En juin 2017, le juge Michel Claise avait été désigné par le parquet de Bruxelles pour se charger de l'instruction du dossier visant Alexis Thambwe Mwamba, alors ministre de la Justice de la RDC. L'ouverture du dossier était consécutive à une plainte pour crime contre l'humanité, introduite en 2017 par l'avocat Alexis Deswaef, pour le compte des familles des victimes, révélait le quotidien "La Libre Belgique". « La plainte porte aussi sur des détournements de biens publics, un volet du dossier dans lequel le nom de la fille du ministre est également mentionné. La plainte a été déposée par plusieurs familles de victimes du crash », indiquait "La Libre Belgique". « C’est Alexis Thambwe Mwamba qui a revendiqué, avec une certaine fierté, ce crime. Il est le seul à être domicilié en Belgique, où il a sa résidence principale et dispose d’un titre de séjour illimité depuis 1996. Au regard de notre droit, la justice belge est donc compétente », estimait Me Alexis Deswaef, avocat des parties civiles dans ce dossier, selon des propos rapportés par "Jeune Afrique". D'après l'avocat, cité par "La Libre Belgique", Alexis Thambwe Mwamba était résident en Belgique au moment des faits. Aujourd’hui, il dispose d’une carte de séjour permanent, ses enfants et son épouse sont Belges. Il s’est présenté à la commune d’Uccle le 20 novembre 2017 pour renouveler cette carte de séjour.
Audition d'Alexis Thambwe Mwamba
Le 4 septembre 2018, Alexis Thambwe Mwamba avait été auditionné pendant quatre heures (de 9h à 13h) par la justice belge. A en croire un communiqué publié à l'époque par son avocat belge, Me Laurent Kennes, l'ancien ministre de la Justice de la RDC avait lui-même sollicité d’être entendu le plus rapidement possible par les autorités belges et avait répondu à toutes les questions qui lui avaient été posées et proposé son entière collaboration. En outre, d’après ce communiqué, Alexis Thambwe Mwamba s’était défendu de tout rôle dans le crash de l’avion. «Il était responsable des relations extérieures et a été informé après le crash de celui-ci ».«Il n’a posé aucun acte en lien avec cet événement dramatique», expliquait le communiqué.
D'autres charges
Par ailleurs, l’enquête sur Alexis Thamwe Mwamba porte aussi sur d’autres charges, selon Me Deswaef, cité par "La Libre Belgique": enrichissement illicite et blanchiment, détournement d’argent public mais aussi faux et usage de faux. En effet, indiquait le quotidien, la justice belge s’intéresse aux sept comptes bancaires du ministre congolais, dont l'un avec lequel il a acheté cash un appartement situé à Uccle (commune huppée de Bruxelles) pour 625 000 euros. Un achat réalisé en deux versements, l’un de 62 500 euros, l’autre de 562 500 euros. « Une somme difficile à justifier avec un salaire de ministre », avait estimé Me Deswaef.

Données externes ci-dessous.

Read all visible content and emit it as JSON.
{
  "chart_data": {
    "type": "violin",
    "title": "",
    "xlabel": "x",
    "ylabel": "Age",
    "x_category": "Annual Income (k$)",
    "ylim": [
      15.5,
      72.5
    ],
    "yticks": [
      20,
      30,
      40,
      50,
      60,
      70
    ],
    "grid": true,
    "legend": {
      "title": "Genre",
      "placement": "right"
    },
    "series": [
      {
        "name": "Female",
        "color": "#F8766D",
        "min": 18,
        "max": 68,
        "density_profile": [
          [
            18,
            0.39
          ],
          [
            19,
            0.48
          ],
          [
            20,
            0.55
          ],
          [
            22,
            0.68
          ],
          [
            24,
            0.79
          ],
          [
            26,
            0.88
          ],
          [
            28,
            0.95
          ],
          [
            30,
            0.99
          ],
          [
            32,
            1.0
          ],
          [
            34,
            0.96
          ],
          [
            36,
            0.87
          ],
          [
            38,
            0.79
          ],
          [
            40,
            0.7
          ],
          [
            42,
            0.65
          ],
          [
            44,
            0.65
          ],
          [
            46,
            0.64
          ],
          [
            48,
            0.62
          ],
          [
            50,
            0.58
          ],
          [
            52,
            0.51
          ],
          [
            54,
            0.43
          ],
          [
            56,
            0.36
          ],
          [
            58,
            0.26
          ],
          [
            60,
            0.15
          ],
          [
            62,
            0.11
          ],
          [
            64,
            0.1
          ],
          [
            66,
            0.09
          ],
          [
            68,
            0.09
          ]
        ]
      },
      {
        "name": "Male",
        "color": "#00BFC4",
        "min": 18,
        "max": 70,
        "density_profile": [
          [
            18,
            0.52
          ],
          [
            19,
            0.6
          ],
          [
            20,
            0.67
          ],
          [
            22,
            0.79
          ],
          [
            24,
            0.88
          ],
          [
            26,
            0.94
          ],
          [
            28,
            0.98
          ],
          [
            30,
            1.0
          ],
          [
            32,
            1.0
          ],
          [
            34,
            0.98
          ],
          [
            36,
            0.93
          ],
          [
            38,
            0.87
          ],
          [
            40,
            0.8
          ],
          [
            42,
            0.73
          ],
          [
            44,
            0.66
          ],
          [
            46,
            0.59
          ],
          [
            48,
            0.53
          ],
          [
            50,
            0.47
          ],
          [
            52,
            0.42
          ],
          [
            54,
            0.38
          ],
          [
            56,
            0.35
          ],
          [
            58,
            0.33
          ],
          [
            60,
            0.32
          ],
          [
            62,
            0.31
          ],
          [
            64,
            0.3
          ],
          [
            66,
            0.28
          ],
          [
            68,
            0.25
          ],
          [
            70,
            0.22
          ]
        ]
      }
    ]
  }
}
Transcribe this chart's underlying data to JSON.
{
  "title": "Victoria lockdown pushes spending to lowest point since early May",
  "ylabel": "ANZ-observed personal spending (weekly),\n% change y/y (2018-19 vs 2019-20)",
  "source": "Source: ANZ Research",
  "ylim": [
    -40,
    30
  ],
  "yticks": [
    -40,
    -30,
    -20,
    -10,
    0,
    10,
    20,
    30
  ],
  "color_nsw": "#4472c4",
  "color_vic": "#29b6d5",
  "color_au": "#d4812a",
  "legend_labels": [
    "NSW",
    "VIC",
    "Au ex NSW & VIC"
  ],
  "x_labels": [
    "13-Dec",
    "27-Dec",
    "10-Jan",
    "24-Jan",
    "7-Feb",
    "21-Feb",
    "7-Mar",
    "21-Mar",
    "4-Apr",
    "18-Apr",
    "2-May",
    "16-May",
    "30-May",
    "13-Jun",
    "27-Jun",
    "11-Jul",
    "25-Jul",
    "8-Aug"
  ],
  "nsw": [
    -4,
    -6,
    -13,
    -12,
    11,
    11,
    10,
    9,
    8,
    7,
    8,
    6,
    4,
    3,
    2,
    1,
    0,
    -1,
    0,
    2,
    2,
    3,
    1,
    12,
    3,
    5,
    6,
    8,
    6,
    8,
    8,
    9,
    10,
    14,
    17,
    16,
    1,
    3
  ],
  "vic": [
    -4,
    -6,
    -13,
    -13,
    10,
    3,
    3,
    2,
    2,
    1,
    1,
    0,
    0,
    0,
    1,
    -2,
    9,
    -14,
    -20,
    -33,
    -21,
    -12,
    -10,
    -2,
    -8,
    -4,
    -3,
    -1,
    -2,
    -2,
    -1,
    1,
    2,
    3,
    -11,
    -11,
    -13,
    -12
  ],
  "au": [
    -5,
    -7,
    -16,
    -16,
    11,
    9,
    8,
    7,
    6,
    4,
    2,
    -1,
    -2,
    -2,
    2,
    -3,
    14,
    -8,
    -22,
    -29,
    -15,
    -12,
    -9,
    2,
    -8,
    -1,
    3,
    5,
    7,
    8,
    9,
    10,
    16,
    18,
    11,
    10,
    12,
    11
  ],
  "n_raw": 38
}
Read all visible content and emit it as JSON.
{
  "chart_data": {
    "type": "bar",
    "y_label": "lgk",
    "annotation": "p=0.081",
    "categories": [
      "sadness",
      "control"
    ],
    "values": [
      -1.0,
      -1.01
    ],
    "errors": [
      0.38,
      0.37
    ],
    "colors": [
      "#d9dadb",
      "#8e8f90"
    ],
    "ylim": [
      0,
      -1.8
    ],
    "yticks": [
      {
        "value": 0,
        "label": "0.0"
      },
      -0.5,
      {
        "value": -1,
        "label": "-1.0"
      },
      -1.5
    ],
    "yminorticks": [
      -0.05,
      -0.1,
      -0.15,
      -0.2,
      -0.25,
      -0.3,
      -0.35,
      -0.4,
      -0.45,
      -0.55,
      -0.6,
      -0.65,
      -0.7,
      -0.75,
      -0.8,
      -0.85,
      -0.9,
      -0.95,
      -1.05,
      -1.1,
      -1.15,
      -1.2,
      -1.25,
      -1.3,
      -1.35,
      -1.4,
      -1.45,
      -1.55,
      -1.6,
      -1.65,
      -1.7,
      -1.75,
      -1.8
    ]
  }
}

L'ancien ministre congolais de la Justice est aussi poursuivi pour faux et usage de faux. En effet, explique "La Libre Belgique", en décembre 2016, Samy Badibanga est nommé Premier ministre de la RDC alors qu'il est citoyen belge. La Constitution congolaise ne reconnaissant pas la double nationalité, Samy Badibanga avait donc perdu sa nationalité congolaise. Mais Alexis Thambwe Mwamba, alors ministre de la justice, a pris un arrêté de recouvrement de la nationalité congolaise pour son Premier ministre, sans que celui-ci n'ait introduit une procédure pour renoncer à sa nationalité belge. « L’acte est illégal. Le ministre congolais de la Justice ne pouvait retirer la nationalité belge à Badibanga, acte qui ne peut être posé que par un officier de l’état civil belge. Cet acte est donc constitutif d’un faux dont devra répondre le garde des sceaux congolais», indiquait le quotidien belge.